Предвкушение того, что сейчас, погасив свет и выйдя из ванной, он встретит на брачном ложе свою жену в чувственном полузабытьи ожидания и чуткой готовности вмиг проснуться от первой его ласки, пронизало дона Ригоберто с головы до пят. «Тебе исполнилось сорок лет, но никогда еще не была ты прекрасней, – прошептал он, направляясь к двери. – Я люблю тебя, Лукреция».
За мгновение до того, как ванная комната погрузилась в темноту, он успел поймать в одном из зеркал свое отражение и убедиться, что чувства и фантазии сумели преобразить его облик, придав ему грозные очертания, схожие с волшебным зверем средневековых легенд – с единорогом.
7. Венера с Амуром и Музыкой
Это Венера, дочь Юпитера, итальянская сестра Афродиты Греческой. Органист дает ей уроки музыки. А меня зовут Амур. Я маленький, пухлый, розовый, крылатый. Мне тысяча лет, я невинней младенца. Олень, павлин, лань за окном, влюбленная пара, прогуливающаяся по аллее, – все они живые, а сатир с алебастровым кувшином на голове – нет: искусный мастер, приехавший к нам из Южной Франции, изваял его из глыбы тосканского мрамора.
Мы трое – тоже живые и не уступим в живости ни журчащему по камням ручью, ни болтливым суматошным попугаям, которых наш хозяин и властелин дон Ригоберто купил у заезжего африканского торговца. (Прочие звери томятся в клетках в глубине сада.) Уже смеркается, скоро явится к нам в черно-серых своих отрепьях ночь, и тогда смолкнет орган, и мы с музыкантом удалимся, чтобы владелец всего того, что запечатлено на картине, мог без помехи вступить в свои супружеские права. И нашим усердием, нашими добросовестными стараниями Венера к этому часу будет уже готова принять и развлечь его так, как подобает это человеку его положения, – она будет пламенней вулкана, прихотливей змеи, ласковей ангорской кошки.

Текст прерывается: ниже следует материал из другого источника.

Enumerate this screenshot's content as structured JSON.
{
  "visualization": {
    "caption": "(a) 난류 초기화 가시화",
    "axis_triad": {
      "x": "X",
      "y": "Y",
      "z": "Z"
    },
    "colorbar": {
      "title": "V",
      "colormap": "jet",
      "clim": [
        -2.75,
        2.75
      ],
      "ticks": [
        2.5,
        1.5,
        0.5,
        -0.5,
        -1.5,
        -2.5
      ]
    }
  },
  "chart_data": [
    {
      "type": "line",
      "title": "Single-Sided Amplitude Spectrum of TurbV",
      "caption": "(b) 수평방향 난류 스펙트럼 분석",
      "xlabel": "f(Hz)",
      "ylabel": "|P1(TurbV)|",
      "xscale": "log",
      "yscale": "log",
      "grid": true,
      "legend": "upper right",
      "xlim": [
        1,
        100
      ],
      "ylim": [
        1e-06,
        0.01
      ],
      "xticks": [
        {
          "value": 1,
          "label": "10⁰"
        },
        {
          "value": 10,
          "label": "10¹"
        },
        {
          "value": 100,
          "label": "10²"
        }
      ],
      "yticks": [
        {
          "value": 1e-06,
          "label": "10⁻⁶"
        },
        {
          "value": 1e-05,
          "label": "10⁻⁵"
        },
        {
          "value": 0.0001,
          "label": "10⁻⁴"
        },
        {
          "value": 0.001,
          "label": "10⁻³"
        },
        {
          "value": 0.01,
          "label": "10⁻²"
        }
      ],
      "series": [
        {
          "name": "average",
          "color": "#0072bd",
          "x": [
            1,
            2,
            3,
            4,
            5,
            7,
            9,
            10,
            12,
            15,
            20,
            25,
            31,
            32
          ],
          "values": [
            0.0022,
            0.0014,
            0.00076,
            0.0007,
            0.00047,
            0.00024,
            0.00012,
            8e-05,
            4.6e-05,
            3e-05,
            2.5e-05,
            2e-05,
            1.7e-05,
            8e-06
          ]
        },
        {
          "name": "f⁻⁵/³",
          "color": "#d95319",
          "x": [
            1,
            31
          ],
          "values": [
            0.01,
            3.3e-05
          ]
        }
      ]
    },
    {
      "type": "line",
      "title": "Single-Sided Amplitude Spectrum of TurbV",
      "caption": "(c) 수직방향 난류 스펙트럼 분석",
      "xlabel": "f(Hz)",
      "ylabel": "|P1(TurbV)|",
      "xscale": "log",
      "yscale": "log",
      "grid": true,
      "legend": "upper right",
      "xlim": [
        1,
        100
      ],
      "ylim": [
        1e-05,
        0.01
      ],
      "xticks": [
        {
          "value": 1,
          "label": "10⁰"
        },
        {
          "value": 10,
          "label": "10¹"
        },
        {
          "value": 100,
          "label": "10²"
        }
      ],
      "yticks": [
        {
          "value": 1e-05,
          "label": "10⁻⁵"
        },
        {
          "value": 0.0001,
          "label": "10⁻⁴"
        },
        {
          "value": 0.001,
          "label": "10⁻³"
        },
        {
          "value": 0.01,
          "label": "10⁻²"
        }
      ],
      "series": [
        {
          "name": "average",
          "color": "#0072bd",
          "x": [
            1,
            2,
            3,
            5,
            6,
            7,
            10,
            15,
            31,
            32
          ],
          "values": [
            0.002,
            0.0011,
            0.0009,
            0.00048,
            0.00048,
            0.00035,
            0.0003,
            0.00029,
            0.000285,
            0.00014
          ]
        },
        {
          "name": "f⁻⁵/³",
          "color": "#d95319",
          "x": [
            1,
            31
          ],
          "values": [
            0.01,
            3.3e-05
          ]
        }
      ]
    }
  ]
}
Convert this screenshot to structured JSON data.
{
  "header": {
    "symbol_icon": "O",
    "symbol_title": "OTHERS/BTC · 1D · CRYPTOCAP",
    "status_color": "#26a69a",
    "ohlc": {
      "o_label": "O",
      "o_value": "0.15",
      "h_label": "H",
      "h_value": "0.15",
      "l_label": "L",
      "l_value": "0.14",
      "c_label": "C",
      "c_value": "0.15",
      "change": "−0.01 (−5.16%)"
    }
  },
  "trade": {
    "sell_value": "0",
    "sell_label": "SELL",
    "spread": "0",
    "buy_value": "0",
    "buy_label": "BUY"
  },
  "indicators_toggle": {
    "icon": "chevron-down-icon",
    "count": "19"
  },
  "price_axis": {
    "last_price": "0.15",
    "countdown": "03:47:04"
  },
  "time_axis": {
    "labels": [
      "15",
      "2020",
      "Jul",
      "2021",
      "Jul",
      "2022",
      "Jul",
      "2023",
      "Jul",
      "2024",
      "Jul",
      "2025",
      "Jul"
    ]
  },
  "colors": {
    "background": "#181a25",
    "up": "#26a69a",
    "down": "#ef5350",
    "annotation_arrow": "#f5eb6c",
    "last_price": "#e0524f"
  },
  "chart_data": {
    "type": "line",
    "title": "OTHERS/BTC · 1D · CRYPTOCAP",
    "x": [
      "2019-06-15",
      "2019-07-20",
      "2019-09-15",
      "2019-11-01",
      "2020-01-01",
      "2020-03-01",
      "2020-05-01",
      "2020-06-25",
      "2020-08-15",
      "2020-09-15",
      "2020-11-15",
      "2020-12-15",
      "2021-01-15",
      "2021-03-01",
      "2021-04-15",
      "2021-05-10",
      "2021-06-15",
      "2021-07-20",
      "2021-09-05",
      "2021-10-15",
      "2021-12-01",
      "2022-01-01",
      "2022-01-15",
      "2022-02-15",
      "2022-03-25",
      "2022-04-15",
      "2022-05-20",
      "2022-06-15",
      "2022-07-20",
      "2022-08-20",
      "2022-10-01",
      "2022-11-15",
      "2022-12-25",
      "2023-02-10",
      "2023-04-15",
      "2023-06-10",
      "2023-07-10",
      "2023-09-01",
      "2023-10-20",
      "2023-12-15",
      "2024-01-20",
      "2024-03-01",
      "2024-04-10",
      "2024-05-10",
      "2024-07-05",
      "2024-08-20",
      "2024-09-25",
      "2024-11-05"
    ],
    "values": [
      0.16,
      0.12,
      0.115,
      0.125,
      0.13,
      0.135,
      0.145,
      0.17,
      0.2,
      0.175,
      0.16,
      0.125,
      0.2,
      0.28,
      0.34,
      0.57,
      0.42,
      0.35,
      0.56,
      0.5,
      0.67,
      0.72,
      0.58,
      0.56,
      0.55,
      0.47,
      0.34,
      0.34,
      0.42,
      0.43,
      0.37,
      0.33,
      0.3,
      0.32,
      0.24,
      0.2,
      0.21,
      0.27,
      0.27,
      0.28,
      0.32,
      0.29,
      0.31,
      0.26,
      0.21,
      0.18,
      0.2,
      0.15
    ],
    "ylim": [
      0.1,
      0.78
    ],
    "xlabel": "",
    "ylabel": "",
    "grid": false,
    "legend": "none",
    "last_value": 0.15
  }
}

И мы с юным органистом здесь не для собственного удовольствия: мы на службе, мы заняты делом, хотя, впрочем, всякое дело, исполняемое увлеченно и старательно, приносит радость. Нам поручено возвеселить и пробудить плоть нашей госпожи, раздуть тлеющие угли каждого из пяти ее чувств так, чтобы огонь охватил ее, занять эту белокурую головку вольными мыслями, соблазнительными картинами. Дону Ригоберто угодно получить ее из наших рук такой – пламенной и жадной, отрешившейся от любых моральных ли, религиозных или иных запретов. Ему угодно, чтобы душа ее алкала, плоть жаждала. Поручение не из легких: чтобы выполнить его, потребны терпение, сообразительность, хитроумие, ибо нам надлежит гармонически сочетать ярость природного инстинкта с душевной изысканностью и сердечной нежностью.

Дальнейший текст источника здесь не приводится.